Het gaat goed met GroenLinks. Bij de laatste Tweede Kamerverkiezingen haalde de partij met 14 zetels het beste resultaat ooit, en inmiddels staat de partij in de peilingwijzer op maar liefst 17-19 zetels. Op dit moment doet alleen de VVD het beter. Een veelgehoorde verklaring voor dit succes: de “Jessias-factor”. Jesse Klaver zou met zijn leiderschapsstijl de partij aantrekkelijk hebben gemaakt voor grote groepen kiezers. Hoewel het inderdaad aannemelijk is dat Klaver een belangrijke rol heeft gespeeld, is het belangrijk te benadrukken dat de Jessias-factor slechts een deel van het verhaal kan zijn.
GroenLinks is namelijk niet de enige groene partij in West-Europa die het op dit moment goed doet.
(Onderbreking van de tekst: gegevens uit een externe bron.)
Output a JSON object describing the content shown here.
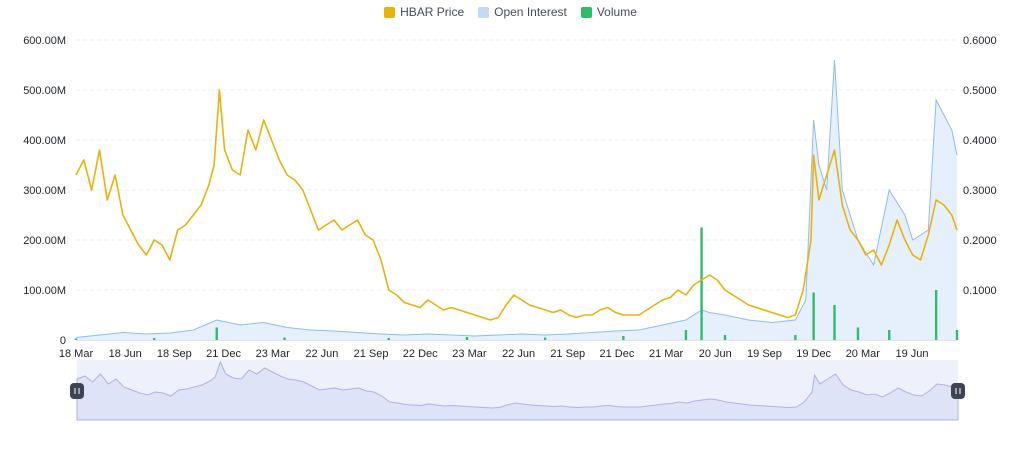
{
  "legend": {
    "price": "HBAR Price",
    "oi": "Open Interest",
    "volume": "Volume"
  },
  "colors": {
    "price": "#e8b30b",
    "oi": "#8cbcf0",
    "oi_fill": "#e6f0fc",
    "volume": "#2ebd6b",
    "grid": "#eaecef",
    "navigator_fill": "#dfe3f8",
    "navigator_line": "#aab4e6",
    "handle": "#3d4454"
  },
  "chart_data": {
    "type": "line",
    "title": "",
    "left_axis": {
      "ticks": [
        "0",
        "100.00M",
        "200.00M",
        "300.00M",
        "400.00M",
        "500.00M",
        "600.00M"
      ],
      "range": [
        0,
        600000000
      ]
    },
    "right_axis": {
      "ticks": [
        "0.1000",
        "0.2000",
        "0.3000",
        "0.4000",
        "0.5000",
        "0.6000"
      ],
      "range": [
        0,
        0.6
      ]
    },
    "x_ticks": [
      "18 Mar",
      "18 Jun",
      "18 Sep",
      "21 Dec",
      "23 Mar",
      "22 Jun",
      "21 Sep",
      "22 Dec",
      "23 Mar",
      "22 Jun",
      "21 Sep",
      "21 Dec",
      "21 Mar",
      "20 Jun",
      "19 Sep",
      "19 Dec",
      "20 Mar",
      "19 Jun"
    ],
    "grid": true,
    "legend_position": "top-center",
    "series": [
      {
        "name": "HBAR Price",
        "axis": "right",
        "kind": "line",
        "points": [
          [
            0,
            0.33
          ],
          [
            3,
            0.36
          ],
          [
            6,
            0.3
          ],
          [
            9,
            0.38
          ],
          [
            12,
            0.28
          ],
          [
            15,
            0.33
          ],
          [
            18,
            0.25
          ],
          [
            21,
            0.22
          ],
          [
            24,
            0.19
          ],
          [
            27,
            0.17
          ],
          [
            30,
            0.2
          ],
          [
            33,
            0.19
          ],
          [
            36,
            0.16
          ],
          [
            39,
            0.22
          ],
          [
            42,
            0.23
          ],
          [
            45,
            0.25
          ],
          [
            48,
            0.27
          ],
          [
            51,
            0.31
          ],
          [
            53,
            0.35
          ],
          [
            55,
            0.5
          ],
          [
            57,
            0.38
          ],
          [
            60,
            0.34
          ],
          [
            63,
            0.33
          ],
          [
            66,
            0.42
          ],
          [
            69,
            0.38
          ],
          [
            72,
            0.44
          ],
          [
            75,
            0.4
          ],
          [
            78,
            0.36
          ],
          [
            81,
            0.33
          ],
          [
            84,
            0.32
          ],
          [
            87,
            0.3
          ],
          [
            90,
            0.26
          ],
          [
            93,
            0.22
          ],
          [
            96,
            0.23
          ],
          [
            99,
            0.24
          ],
          [
            102,
            0.22
          ],
          [
            105,
            0.23
          ],
          [
            108,
            0.24
          ],
          [
            111,
            0.21
          ],
          [
            114,
            0.2
          ],
          [
            117,
            0.16
          ],
          [
            120,
            0.1
          ],
          [
            123,
            0.09
          ],
          [
            126,
            0.075
          ],
          [
            129,
            0.07
          ],
          [
            132,
            0.065
          ],
          [
            135,
            0.08
          ],
          [
            138,
            0.07
          ],
          [
            141,
            0.06
          ],
          [
            144,
            0.065
          ],
          [
            147,
            0.06
          ],
          [
            150,
            0.055
          ],
          [
            153,
            0.05
          ],
          [
            156,
            0.045
          ],
          [
            159,
            0.04
          ],
          [
            162,
            0.045
          ],
          [
            165,
            0.07
          ],
          [
            168,
            0.09
          ],
          [
            171,
            0.08
          ],
          [
            174,
            0.07
          ],
          [
            177,
            0.065
          ],
          [
            180,
            0.06
          ],
          [
            183,
            0.055
          ],
          [
            186,
            0.06
          ],
          [
            189,
            0.05
          ],
          [
            192,
            0.045
          ],
          [
            195,
            0.05
          ],
          [
            198,
            0.05
          ],
          [
            201,
            0.06
          ],
          [
            204,
            0.065
          ],
          [
            207,
            0.055
          ],
          [
            210,
            0.05
          ],
          [
            213,
            0.05
          ],
          [
            216,
            0.05
          ],
          [
            219,
            0.06
          ],
          [
            222,
            0.07
          ],
          [
            225,
            0.08
          ],
          [
            228,
            0.085
          ],
          [
            231,
            0.1
          ],
          [
            234,
            0.09
          ],
          [
            237,
            0.11
          ],
          [
            240,
            0.12
          ],
          [
            243,
            0.13
          ],
          [
            246,
            0.12
          ],
          [
            249,
            0.1
          ],
          [
            252,
            0.09
          ],
          [
            255,
            0.08
          ],
          [
            258,
            0.07
          ],
          [
            261,
            0.065
          ],
          [
            264,
            0.06
          ],
          [
            267,
            0.055
          ],
          [
            270,
            0.05
          ],
          [
            273,
            0.045
          ],
          [
            276,
            0.05
          ],
          [
            279,
            0.1
          ],
          [
            282,
            0.2
          ],
          [
            283,
            0.37
          ],
          [
            285,
            0.28
          ],
          [
            288,
            0.33
          ],
          [
            291,
            0.38
          ],
          [
            294,
            0.27
          ],
          [
            297,
            0.22
          ],
          [
            300,
            0.2
          ],
          [
            303,
            0.17
          ],
          [
            306,
            0.18
          ],
          [
            309,
            0.15
          ],
          [
            312,
            0.19
          ],
          [
            315,
            0.24
          ],
          [
            318,
            0.2
          ],
          [
            321,
            0.17
          ],
          [
            324,
            0.16
          ],
          [
            327,
            0.21
          ],
          [
            330,
            0.28
          ],
          [
            333,
            0.27
          ],
          [
            336,
            0.25
          ],
          [
            338,
            0.22
          ]
        ]
      },
      {
        "name": "Open Interest",
        "axis": "left",
        "kind": "area",
        "points": [
          [
            0,
            5000000
          ],
          [
            9,
            10000000
          ],
          [
            18,
            15000000
          ],
          [
            27,
            12000000
          ],
          [
            36,
            14000000
          ],
          [
            45,
            20000000
          ],
          [
            54,
            40000000
          ],
          [
            63,
            30000000
          ],
          [
            72,
            35000000
          ],
          [
            81,
            25000000
          ],
          [
            90,
            20000000
          ],
          [
            99,
            18000000
          ],
          [
            108,
            15000000
          ],
          [
            117,
            12000000
          ],
          [
            126,
            10000000
          ],
          [
            135,
            12000000
          ],
          [
            144,
            10000000
          ],
          [
            153,
            8000000
          ],
          [
            162,
            10000000
          ],
          [
            171,
            12000000
          ],
          [
            180,
            10000000
          ],
          [
            189,
            12000000
          ],
          [
            198,
            15000000
          ],
          [
            207,
            18000000
          ],
          [
            216,
            20000000
          ],
          [
            225,
            30000000
          ],
          [
            234,
            40000000
          ],
          [
            240,
            60000000
          ],
          [
            243,
            55000000
          ],
          [
            249,
            50000000
          ],
          [
            258,
            40000000
          ],
          [
            267,
            35000000
          ],
          [
            276,
            40000000
          ],
          [
            280,
            80000000
          ],
          [
            283,
            440000000
          ],
          [
            285,
            350000000
          ],
          [
            288,
            300000000
          ],
          [
            291,
            560000000
          ],
          [
            294,
            300000000
          ],
          [
            300,
            200000000
          ],
          [
            306,
            150000000
          ],
          [
            312,
            300000000
          ],
          [
            318,
            250000000
          ],
          [
            321,
            200000000
          ],
          [
            327,
            220000000
          ],
          [
            330,
            480000000
          ],
          [
            333,
            450000000
          ],
          [
            336,
            420000000
          ],
          [
            338,
            370000000
          ]
        ]
      },
      {
        "name": "Volume",
        "axis": "left",
        "kind": "spikes",
        "points": [
          [
            0,
            3000000
          ],
          [
            30,
            4000000
          ],
          [
            54,
            25000000
          ],
          [
            80,
            5000000
          ],
          [
            120,
            4000000
          ],
          [
            150,
            6000000
          ],
          [
            180,
            5000000
          ],
          [
            210,
            8000000
          ],
          [
            234,
            20000000
          ],
          [
            240,
            225000000
          ],
          [
            249,
            10000000
          ],
          [
            276,
            10000000
          ],
          [
            283,
            95000000
          ],
          [
            291,
            70000000
          ],
          [
            300,
            25000000
          ],
          [
            312,
            20000000
          ],
          [
            330,
            100000000
          ],
          [
            338,
            20000000
          ]
        ]
      }
    ]
  }
}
Bij verkiezingen vorige maand in België (lokaal), Luxemburg (landelijk) en Duitsland (Beieren) deden groene partijen het overal opvallend goed. En eind 2016 won Alexander van der Bellen, een door een groene partij gesteunde politicus, de Oostenrijkse presidentverkiezingen. Waar komt deze “groene golf” nu vandaan?
Politiek-culturele veranderingen
Om te beginnen kan het groene succes niet los worden gezien van grote politiek-culturele verschuivingen. Veel groene partijen ontstonden in de jaren zeventig en tachtig van de vorige eeuw uit een beweging van veelal jonge en hoogopgeleide “postmaterialisten” die zich richtten op thema’s als vrijheid, zelfontplooiing, internationale solidariteit, en, niet te vergeten, milieu. Zij verzetten zich tegen de bestaande politieke partijen die zich, zo vonden zij, voornamelijk met materialistische zaken bezig hielden. Het ontstaan van groene partijen is dus direct gerelateerd aan veranderingen in de politieke cultuur die zich vanaf de jaren zestig deden gelden.